Tonight yet another reality television program launches into millions of peoples living rooms--if they choose to watch.
This one is called Moment of Truth and quite honestly I don't see why anyone could condone such a program. When did watching people ruin their lives and create sorrow for themselves and others become entertainment? I purposefully am not including a link to info on this "show" as they do not need more people checking it out.
However, I'm compelled to question the premise of it. People will come on and be hooked up to a lie detector and have to answer 21 questions honestly. Prior to the filming, the contestants' backgrounds are delved into. Family, co-workers, neighbors, and friends are investigated in attempt to find "juicy" questions to ask.
The questions (if answered honestly) cause pain and discomfort to people. For example, an obese woman asks if "obese people disgust you?" Remember, if it's asked that means that according to the pre-show research, the answer would be yes. To look at your spouse and say whether-or-not you sometimes think about being with someone else. The list goes on and on.
On the radio (WKLH - Milwaukee) this morning, I heard that this show was banned from a country after a woman confessed to hiring a hit man to take out her husband and still took home $25,000!

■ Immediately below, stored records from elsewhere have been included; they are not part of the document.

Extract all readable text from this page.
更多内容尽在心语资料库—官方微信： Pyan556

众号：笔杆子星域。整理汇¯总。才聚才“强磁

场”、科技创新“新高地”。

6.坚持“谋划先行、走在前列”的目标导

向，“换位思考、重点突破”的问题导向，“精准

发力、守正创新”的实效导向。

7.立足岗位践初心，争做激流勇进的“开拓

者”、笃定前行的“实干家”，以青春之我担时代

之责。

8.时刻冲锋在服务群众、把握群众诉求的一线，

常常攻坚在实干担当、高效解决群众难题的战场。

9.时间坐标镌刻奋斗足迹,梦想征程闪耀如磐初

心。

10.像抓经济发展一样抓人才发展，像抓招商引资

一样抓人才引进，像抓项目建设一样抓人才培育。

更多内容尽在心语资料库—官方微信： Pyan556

In Yoga the sutras site the importance of honesty (satha). However, they also (and before satha is mentioned) say to be kind (ahimsa).
I am a very honest person and am pretty strict about it while raising my children. But to use honesty as an excuse to humiliate and treat someone with such cruelty is ridiculous.

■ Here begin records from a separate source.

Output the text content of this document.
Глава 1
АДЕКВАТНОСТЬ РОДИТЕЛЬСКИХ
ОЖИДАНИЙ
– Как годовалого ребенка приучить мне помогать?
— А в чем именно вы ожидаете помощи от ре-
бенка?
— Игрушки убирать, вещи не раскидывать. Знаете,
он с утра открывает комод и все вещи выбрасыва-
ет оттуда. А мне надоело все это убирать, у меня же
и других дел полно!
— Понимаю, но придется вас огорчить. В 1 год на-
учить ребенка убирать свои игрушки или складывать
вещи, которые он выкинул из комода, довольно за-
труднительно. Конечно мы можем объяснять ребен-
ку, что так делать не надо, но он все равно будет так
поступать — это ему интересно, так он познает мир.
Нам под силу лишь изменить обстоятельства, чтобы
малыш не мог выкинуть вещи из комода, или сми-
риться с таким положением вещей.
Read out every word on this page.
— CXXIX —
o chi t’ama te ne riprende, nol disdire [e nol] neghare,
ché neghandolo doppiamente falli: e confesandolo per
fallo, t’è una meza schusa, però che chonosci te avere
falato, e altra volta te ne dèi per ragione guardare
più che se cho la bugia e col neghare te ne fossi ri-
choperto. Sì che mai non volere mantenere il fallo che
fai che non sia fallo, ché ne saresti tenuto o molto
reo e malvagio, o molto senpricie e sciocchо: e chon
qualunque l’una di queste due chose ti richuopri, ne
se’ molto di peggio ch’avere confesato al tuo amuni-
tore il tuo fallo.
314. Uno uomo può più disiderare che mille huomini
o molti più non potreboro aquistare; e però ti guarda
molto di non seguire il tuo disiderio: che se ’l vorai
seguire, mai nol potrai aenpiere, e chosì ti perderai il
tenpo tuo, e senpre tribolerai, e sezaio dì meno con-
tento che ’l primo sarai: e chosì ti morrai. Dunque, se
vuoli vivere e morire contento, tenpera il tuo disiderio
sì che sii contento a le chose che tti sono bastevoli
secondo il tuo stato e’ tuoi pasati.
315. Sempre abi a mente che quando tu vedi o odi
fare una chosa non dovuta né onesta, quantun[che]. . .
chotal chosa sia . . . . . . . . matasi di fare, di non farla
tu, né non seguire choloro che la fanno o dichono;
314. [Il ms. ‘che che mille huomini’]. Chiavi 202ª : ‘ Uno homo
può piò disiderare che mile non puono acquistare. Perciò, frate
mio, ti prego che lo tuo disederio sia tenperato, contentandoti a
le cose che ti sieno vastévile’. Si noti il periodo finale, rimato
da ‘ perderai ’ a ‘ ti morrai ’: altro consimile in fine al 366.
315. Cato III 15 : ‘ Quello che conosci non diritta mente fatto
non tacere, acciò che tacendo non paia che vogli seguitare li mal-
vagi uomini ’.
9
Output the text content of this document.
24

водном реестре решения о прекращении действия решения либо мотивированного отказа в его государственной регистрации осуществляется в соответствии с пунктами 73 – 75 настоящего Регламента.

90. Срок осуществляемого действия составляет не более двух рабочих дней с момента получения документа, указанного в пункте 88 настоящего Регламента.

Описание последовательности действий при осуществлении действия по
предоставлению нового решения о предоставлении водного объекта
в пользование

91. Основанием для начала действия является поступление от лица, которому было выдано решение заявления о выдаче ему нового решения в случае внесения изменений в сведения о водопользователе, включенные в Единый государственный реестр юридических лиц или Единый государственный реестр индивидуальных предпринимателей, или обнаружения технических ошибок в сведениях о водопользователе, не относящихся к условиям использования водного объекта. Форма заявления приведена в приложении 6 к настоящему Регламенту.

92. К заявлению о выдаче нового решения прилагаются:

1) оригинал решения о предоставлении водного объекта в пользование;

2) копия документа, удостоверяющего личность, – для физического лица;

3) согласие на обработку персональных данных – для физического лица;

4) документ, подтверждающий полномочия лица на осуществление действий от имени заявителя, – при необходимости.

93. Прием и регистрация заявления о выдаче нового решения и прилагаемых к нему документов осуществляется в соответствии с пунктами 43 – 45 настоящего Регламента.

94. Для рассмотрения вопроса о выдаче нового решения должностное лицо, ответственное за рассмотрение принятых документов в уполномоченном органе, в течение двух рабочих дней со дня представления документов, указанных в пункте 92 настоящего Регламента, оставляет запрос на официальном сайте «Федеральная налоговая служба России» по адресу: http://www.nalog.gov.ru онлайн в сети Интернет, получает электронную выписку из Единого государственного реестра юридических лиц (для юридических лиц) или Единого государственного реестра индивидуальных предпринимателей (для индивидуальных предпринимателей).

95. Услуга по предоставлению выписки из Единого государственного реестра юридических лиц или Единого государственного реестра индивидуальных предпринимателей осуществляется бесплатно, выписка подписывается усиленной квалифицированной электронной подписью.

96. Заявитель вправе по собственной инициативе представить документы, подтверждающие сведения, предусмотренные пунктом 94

This is not entertainment! Airing this program promotes the human race moving in a backwards direction. So many people are learning to open their hearts and take responsibility for their lives. Why doesn't that make the television? Public TV does their best and offers wisdom of leaders such as Wayne Dyer or Christian Northrup.
It saddens me that watching people air their pain and bring it upon others is what sells commercial time. My hope is that one day soon, the public will cry out for programs that bring more love and compassion into their hearts. Not sorrow and grief.
Today is the first day of the rest of your life!